Up-regulation of epidermal growth factor-receptors (EGF-R) by nicotine in cervical cancer cell lines: this effect may be mediated by EGF.

PROBLEM: Over-expression of epidermal growth factor-receptors (EGF-R) has been described in a variety of cancers, including cervical cancer. Nicotine may increase cellular proliferation rates through a mechanism involving EGF or EGF-R. In this study, we ascertain the effect of EGF antibodies on nicotine-enhanced proliferation rates in two cervical cancer cell lines. METHOD OF STUDY: We studied (a) nicotine-induced increase in the cellular expression of EGF-R in human papillomavirus (HPV)-positive ME-180 and HPV-negative HT-3 cervical cancer cell line cultures, using a semi-quantitative immunofluorescent antibody assay; (b) alterations in cellular proliferation in association with changes in EGF-R levels; and (c) the EGF-R mediation by EGF.

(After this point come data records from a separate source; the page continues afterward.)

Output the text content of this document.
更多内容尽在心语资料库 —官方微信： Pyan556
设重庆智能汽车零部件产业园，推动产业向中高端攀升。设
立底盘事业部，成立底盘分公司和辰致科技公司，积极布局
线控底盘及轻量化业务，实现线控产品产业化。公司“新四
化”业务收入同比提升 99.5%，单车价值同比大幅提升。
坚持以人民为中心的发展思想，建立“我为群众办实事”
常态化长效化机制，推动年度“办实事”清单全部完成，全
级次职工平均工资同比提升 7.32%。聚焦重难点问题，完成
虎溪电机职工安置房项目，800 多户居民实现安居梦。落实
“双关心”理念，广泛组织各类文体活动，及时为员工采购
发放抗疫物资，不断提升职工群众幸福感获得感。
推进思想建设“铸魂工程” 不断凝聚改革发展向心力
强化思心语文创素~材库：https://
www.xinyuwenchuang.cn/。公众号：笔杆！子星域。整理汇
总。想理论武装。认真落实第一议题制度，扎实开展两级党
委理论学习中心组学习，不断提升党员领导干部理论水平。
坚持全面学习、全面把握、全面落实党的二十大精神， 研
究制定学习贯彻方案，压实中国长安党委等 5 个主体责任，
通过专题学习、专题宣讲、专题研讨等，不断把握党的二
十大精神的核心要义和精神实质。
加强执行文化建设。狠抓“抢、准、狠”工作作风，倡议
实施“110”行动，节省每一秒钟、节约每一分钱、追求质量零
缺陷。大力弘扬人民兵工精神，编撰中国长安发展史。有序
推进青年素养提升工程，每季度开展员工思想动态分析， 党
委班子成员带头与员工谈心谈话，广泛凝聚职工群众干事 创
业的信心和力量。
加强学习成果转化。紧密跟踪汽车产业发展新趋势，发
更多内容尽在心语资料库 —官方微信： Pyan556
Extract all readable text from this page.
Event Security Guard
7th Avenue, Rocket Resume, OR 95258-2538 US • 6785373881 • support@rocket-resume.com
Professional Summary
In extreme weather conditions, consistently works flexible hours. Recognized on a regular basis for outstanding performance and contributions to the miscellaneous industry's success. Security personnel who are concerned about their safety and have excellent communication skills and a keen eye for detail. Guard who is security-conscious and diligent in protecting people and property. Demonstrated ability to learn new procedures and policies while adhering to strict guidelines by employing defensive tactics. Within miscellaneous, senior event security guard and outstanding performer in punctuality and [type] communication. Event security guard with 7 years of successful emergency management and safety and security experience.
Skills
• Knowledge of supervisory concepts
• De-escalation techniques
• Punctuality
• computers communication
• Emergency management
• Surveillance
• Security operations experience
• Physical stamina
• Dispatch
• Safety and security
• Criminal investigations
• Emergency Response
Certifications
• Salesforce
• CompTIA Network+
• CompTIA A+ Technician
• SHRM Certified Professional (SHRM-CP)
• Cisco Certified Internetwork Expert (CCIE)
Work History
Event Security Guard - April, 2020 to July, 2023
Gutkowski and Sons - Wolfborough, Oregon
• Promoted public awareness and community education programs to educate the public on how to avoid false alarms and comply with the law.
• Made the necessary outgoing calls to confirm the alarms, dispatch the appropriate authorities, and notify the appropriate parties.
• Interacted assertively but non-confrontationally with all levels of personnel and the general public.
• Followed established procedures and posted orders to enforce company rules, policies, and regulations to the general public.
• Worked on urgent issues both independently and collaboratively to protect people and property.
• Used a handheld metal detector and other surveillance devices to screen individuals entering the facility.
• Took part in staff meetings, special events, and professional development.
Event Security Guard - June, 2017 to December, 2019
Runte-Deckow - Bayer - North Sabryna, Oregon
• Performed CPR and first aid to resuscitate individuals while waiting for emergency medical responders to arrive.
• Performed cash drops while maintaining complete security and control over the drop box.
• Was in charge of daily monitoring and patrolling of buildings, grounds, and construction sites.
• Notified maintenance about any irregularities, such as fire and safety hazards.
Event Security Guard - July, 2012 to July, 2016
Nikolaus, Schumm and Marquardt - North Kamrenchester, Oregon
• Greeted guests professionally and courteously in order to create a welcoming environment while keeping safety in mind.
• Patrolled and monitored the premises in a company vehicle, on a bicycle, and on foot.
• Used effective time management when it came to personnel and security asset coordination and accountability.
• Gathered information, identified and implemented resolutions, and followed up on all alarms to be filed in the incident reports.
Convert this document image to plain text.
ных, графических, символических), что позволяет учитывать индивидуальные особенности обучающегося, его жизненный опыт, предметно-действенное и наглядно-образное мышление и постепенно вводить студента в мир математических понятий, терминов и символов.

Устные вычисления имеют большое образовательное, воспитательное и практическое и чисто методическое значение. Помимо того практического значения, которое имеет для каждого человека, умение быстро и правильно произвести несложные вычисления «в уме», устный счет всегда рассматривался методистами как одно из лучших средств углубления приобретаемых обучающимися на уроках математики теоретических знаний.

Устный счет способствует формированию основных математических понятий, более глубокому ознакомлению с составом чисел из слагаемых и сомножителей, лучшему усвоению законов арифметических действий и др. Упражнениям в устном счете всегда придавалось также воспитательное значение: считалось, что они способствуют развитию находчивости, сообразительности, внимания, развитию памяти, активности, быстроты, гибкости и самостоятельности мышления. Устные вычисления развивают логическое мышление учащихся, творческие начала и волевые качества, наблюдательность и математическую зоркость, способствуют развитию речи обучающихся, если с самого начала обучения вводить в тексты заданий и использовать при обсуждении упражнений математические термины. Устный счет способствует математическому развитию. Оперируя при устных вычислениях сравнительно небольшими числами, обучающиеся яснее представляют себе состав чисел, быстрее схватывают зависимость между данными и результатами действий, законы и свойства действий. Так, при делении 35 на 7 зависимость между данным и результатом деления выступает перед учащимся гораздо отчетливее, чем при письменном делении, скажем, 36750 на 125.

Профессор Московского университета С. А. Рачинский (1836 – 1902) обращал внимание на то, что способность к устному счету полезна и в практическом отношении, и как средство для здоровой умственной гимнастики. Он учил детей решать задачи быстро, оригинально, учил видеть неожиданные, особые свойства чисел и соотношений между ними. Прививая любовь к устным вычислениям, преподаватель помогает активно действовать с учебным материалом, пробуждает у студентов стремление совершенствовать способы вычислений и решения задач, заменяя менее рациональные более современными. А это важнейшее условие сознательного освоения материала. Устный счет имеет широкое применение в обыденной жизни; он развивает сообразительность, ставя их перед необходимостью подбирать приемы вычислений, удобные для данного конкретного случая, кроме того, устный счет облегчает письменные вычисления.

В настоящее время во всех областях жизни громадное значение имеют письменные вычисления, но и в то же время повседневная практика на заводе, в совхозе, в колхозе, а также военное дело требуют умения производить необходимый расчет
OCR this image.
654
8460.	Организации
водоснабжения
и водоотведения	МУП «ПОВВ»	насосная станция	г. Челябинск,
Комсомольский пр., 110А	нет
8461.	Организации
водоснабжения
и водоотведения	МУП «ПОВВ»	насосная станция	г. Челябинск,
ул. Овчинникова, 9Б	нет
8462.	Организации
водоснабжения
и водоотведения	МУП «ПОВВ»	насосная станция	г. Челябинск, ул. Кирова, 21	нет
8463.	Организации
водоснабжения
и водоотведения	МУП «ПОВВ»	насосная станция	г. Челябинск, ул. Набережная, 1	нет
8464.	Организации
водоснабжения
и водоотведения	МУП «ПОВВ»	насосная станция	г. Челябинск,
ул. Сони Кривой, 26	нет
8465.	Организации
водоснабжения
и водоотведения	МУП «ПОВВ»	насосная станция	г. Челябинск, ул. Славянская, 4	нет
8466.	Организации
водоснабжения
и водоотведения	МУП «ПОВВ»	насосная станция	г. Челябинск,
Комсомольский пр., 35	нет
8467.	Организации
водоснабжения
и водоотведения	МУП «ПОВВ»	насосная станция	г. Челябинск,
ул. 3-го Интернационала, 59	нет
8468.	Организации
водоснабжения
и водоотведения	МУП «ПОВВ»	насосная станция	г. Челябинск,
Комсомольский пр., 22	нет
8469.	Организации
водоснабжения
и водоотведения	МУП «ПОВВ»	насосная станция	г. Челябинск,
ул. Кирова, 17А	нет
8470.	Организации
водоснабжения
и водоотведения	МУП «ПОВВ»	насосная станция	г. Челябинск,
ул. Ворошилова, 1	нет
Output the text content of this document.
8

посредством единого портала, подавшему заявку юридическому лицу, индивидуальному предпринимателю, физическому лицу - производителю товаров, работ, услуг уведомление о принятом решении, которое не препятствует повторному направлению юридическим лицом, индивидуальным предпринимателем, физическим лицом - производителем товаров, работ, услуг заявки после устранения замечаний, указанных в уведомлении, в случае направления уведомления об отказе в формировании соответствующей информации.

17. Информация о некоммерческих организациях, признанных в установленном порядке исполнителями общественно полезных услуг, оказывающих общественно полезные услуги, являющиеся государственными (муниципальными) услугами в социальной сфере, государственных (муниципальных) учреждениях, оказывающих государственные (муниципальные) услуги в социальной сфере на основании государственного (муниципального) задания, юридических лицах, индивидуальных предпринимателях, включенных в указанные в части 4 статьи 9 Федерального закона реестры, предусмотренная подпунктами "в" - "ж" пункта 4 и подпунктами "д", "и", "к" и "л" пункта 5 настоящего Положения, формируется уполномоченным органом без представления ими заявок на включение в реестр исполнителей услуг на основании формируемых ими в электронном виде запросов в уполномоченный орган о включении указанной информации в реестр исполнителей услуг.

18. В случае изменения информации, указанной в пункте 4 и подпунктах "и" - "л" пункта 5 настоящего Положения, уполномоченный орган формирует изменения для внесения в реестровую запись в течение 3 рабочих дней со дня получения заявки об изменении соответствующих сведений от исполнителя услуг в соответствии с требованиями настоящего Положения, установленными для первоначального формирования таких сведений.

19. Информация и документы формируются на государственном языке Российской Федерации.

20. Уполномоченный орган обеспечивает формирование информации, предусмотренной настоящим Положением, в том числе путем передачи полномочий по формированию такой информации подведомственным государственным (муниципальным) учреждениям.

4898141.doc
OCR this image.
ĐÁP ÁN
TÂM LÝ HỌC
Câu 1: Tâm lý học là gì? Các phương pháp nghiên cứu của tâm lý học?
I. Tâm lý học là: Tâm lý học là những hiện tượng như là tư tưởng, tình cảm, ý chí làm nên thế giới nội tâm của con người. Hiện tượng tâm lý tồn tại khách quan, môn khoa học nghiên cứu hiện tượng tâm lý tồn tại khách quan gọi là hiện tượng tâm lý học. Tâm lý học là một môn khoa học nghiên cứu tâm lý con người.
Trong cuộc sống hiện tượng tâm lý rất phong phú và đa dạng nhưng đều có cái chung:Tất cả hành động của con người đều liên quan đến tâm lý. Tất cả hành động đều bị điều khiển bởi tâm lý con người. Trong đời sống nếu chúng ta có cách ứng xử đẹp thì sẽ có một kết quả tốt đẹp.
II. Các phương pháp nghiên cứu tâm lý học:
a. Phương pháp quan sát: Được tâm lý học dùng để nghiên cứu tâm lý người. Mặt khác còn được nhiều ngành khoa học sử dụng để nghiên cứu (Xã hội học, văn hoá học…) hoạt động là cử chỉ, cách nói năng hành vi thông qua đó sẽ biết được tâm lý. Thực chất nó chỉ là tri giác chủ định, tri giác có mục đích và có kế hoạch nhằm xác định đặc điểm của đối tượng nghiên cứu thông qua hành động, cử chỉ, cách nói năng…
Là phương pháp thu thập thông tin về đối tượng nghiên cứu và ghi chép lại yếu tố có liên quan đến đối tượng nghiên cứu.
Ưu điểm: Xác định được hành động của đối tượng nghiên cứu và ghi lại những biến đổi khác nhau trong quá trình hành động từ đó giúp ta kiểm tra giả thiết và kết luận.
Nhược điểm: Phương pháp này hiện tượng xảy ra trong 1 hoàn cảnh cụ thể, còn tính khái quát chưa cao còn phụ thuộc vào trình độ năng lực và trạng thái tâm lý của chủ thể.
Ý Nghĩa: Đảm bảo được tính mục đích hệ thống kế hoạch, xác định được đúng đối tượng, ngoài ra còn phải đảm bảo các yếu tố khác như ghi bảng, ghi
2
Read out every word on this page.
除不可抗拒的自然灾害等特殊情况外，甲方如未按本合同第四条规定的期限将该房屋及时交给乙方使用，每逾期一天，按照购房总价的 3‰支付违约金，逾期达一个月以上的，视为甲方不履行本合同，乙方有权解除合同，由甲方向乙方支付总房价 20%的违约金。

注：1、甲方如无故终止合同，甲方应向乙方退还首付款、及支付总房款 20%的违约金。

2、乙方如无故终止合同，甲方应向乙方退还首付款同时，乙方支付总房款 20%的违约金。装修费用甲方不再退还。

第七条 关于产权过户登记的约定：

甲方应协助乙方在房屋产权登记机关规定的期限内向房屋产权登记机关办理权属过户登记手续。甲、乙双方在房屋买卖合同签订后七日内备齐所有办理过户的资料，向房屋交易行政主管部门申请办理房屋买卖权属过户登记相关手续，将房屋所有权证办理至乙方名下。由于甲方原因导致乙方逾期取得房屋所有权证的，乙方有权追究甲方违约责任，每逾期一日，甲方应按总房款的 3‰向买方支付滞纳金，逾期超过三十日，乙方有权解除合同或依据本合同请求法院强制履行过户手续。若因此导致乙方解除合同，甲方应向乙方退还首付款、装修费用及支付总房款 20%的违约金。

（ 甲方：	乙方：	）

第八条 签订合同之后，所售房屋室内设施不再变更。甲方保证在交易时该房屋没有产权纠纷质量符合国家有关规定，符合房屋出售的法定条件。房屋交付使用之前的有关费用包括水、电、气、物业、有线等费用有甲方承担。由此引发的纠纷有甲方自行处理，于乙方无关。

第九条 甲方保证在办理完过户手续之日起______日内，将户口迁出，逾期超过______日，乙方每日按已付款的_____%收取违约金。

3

RESULTS: Nicotine exposure at physiologically attainable plasma concentrations caused increased expression of EGF-R in both cervical cancer cell lines. Up-regulation of EGF-R was associated with increased cellular proliferation. Decreased expression of EGF-R was associated with decreased cellular proliferation. These data were consistent with EGF-R expression as a mechanism for the control of proliferation of the cervical cancer cells. The action of nicotine was abrogated when antibodies to EGF were added, implying that nicotine up-regulation of EGF-R may be mediated by EGF.
CONCLUSIONS: Our data show that nicotine-induced proliferation of cervical cancer cells is mediated through EGF-R over-expression and that this action of nicotine utilizes EGF.